Keskula deferred discussing the margin made on crude but Quamina noted that Heritage had no problem making use of storage facilities and declining to sell crude when prices are too low.
He noted that Heritage is focused on the energy transition and has already identified a few projects as well that take us well on our way to the 30 per cent reduction in methane emissions that heritage has committed to help meet the ministry’s desire to be those targets by 2030.
He said that globally, the timeline of the energy transition changed with the Ukraine war.
“And it’s caused some general reassessment of how quickly we can make the change. I think the general view is, and certainly my view, is that the energy transition is here and it’s here to stay. The timeline is anybody’s guess.

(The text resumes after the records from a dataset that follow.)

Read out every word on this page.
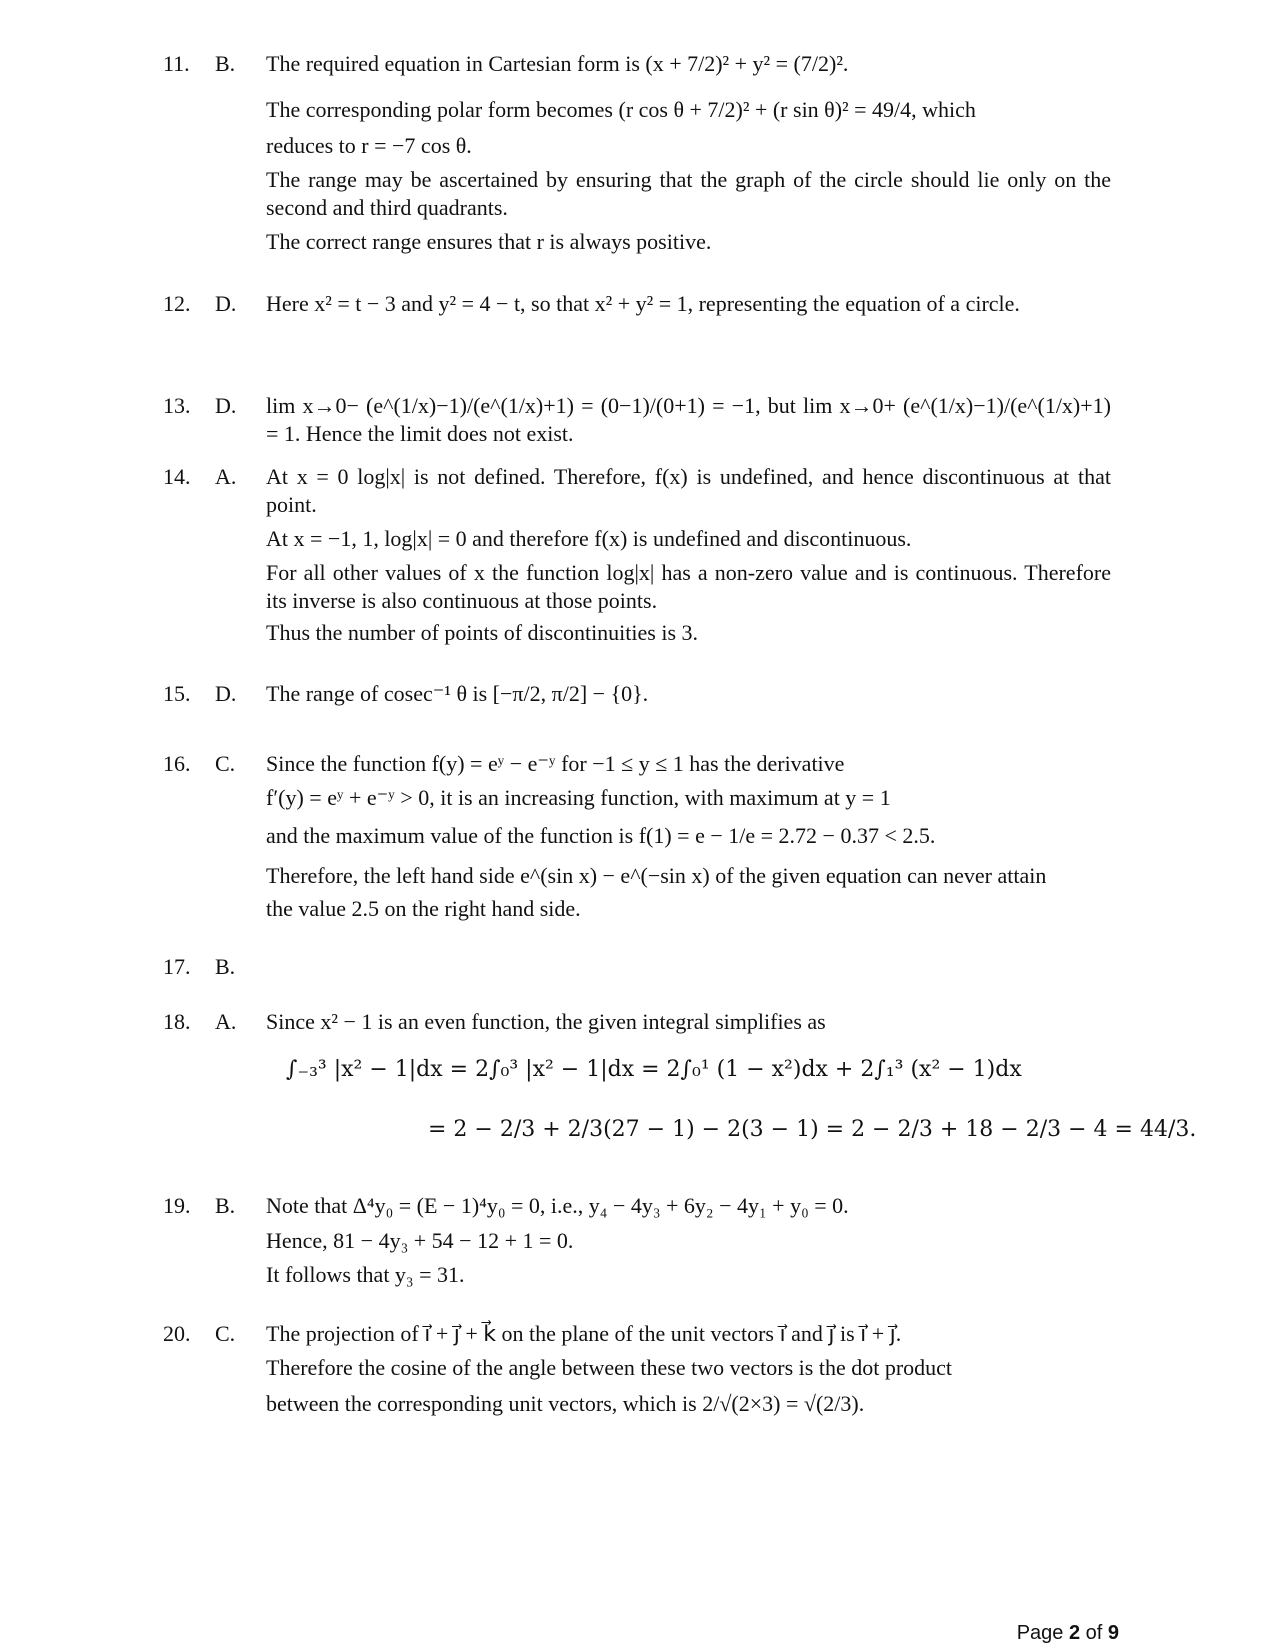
11. B. The required equation in Cartesian form is (x + 7/2)² + y² = (7/2)².
The corresponding polar form becomes (r cos θ + 7/2)² + (r sin θ)² = 49/4, which
reduces to r = −7 cos θ.
The range may be ascertained by ensuring that the graph of the circle should lie only on the second and third quadrants.
The correct range ensures that r is always positive.
12. D. Here x² = t − 3 and y² = 4 − t, so that x² + y² = 1, representing the equation of a circle.
13. D. lim x→0− (e^(1/x)−1)/(e^(1/x)+1) = (0−1)/(0+1) = −1, but lim x→0+ (e^(1/x)−1)/(e^(1/x)+1) = 1. Hence the limit does not exist.
14. A. At x = 0 log|x| is not defined. Therefore, f(x) is undefined, and hence discontinuous at that point.
At x = −1, 1, log|x| = 0 and therefore f(x) is undefined and discontinuous.
For all other values of x the function log|x| has a non-zero value and is continuous. Therefore its inverse is also continuous at those points.
Thus the number of points of discontinuities is 3.
15. D. The range of cosec⁻¹ θ is [−π/2, π/2] − {0}.
16. C. Since the function f(y) = eʸ − e⁻ʸ for −1 ≤ y ≤ 1 has the derivative
f′(y) = eʸ + e⁻ʸ > 0, it is an increasing function, with maximum at y = 1
and the maximum value of the function is f(1) = e − 1/e = 2.72 − 0.37 < 2.5.
Therefore, the left hand side e^(sin x) − e^(−sin x) of the given equation can never attain
the value 2.5 on the right hand side.
17. B.
18. A. Since x² − 1 is an even function, the given integral simplifies as
∫₋₃³ |x² − 1|dx = 2∫₀³ |x² − 1|dx = 2∫₀¹ (1 − x²)dx + 2∫₁³ (x² − 1)dx
= 2 − 2/3 + 2/3(27 − 1) − 2(3 − 1) = 2 − 2/3 + 18 − 2/3 − 4 = 44/3.
19. B. Note that Δ⁴y₀ = (E − 1)⁴y₀ = 0, i.e., y₄ − 4y₃ + 6y₂ − 4y₁ + y₀ = 0.
Hence, 81 − 4y₃ + 54 − 12 + 1 = 0.
It follows that y₃ = 31.
20. C. The projection of i⃗ + j⃗ + k⃗ on the plane of the unit vectors i⃗ and j⃗ is i⃗ + j⃗.
Therefore the cosine of the angle between these two vectors is the dot product
between the corresponding unit vectors, which is 2/√(2×3) = √(2/3).
Page 2 of 9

“But what’s important for us is that in terms of creating a resilient and sustainable business, we need to be sure that we are factoring that in so that as we drive those improvements, we’re doing it in a way that aligns with those, those broader objectives. And like I said, it’s not just Trinidad, I think it’s regionally from the Caribbean and what commitments it makes, as well as our counterparts internationally. And I think that’s going to really guide the entire industry,” he said.